Secondo gli investigatori, che portano a supporto le intercettazioni, la vendita di animali macellati clandestinamente sarebbe stata favorita, dal responsabile del posto fisso di Polizia di Tortorici, il sostituto commissario Vincenzo Saporito il quale avrebbe intrattenuto rapporti diretti con il Alberto paterniti e gli avrebbe dato la necessaria copertura nei controlli di polizia.
Le carni così ottenute, potenzialmente pericolose per la salute dell’ignaro consumatore (carne di dubbia provenienza, senza controlli sanitari e requisiti igienici, in cattivo stato di conservazione), venivano immesse sul mercato, esponendo i cittadini ad elevati rischi per la salute.
In altri casi, gli animali, anziché essere macellati immediatamente, venivano nascosti nei terreni a disposizione del Borgia o di appartenenti al gruppo. Per eludere eventuali controlli delle forze dell’ordine, ne veniva spesso falsata l’identità, con l’applicazione di altri marchi auricolari (intestati a componenti del sodalizio).
Accanto a cosiddetto gruppo Borgia, secondo gli inquirenti, ve n’era un altro che avrebbe fatto capo capo a Nicolino Gioitta il quale nel corso degli anni avrebbe “costruito ed organizzato un’intera filiera illegale della carne, anche se in maniera molto più sofisticata, poiché supportata, come accennato, dalla complicità del Servizio Sanitario Veterinario di Sant’Agata Militello”.

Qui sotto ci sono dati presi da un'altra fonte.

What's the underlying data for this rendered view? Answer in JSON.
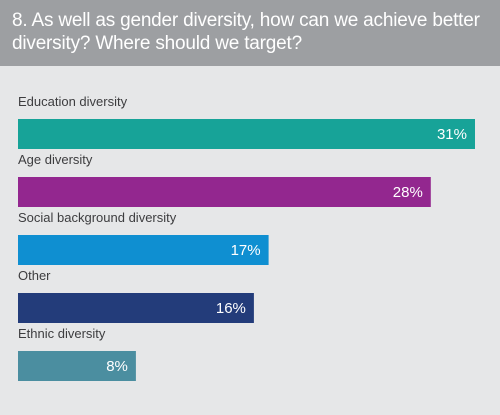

In questo caso l’attività iniziava dal furto di suini, ovini, caprini e bovini: gran parte dei furti, che gli investigatori hanno documentato con le intercettazioni telefoniche e riscontri sul campo, si concentrava prevalentemente sui suini neri. Animali che sarebbero stati commercializzati grazie alla complicità della macelleria di Tindaro Giacomo Agostino Ninone, con sede in Mirto, titolare di un allevamento di suini neri, il quale avrebbe fatto transitare dalla sua azienda i suini provento di furto che sarebbero stati regolarizzati tramite la simulazione di nuove nascite o con l’invio al macello ovvero, in alternativa, macellando clandestinamente. Per gli investigatori “è indubbio che vi è un elevatissimo rischio di infezione per il consumatore finale in caso di consumo di carne e derivati (si pensi ai salumi o prosciutti che non subiscono trattamenti termici) di animali infetti da tubercolosi e non sottoposti a controlli sanitari o a visite post mortem “l’utilizzo inoltre del suino Nero dei Nebrodi nella produzione di prodotti alimentari presso le popolazioni autoctone “macellazione familiare’’, è una potenziale fonte d’infezione anche per l’uomo”.
Per evitare controlli inopportuni delle Forze dell’ordine, il gruppo Gioitta si sarebbe avvalso del supporto del comandante dei vigili urbani del Comune di Alcara Li Fusi, Nicolino Oriti il quale avrebbe rivelato a Gioitta preventivamente eventuali attività di controllo effettuate durante i periodi di divieto di pascoli sui terreni comunali.
Gioitta avrebbe gestito “di fatto le vendite del gruppo – si legge nell’ordinanza firmata dal Gip del Tribunale di Patti – e vantava diversi acquirenti di suini neri con i quali prendeva accordi e appuntamenti per la consegna”.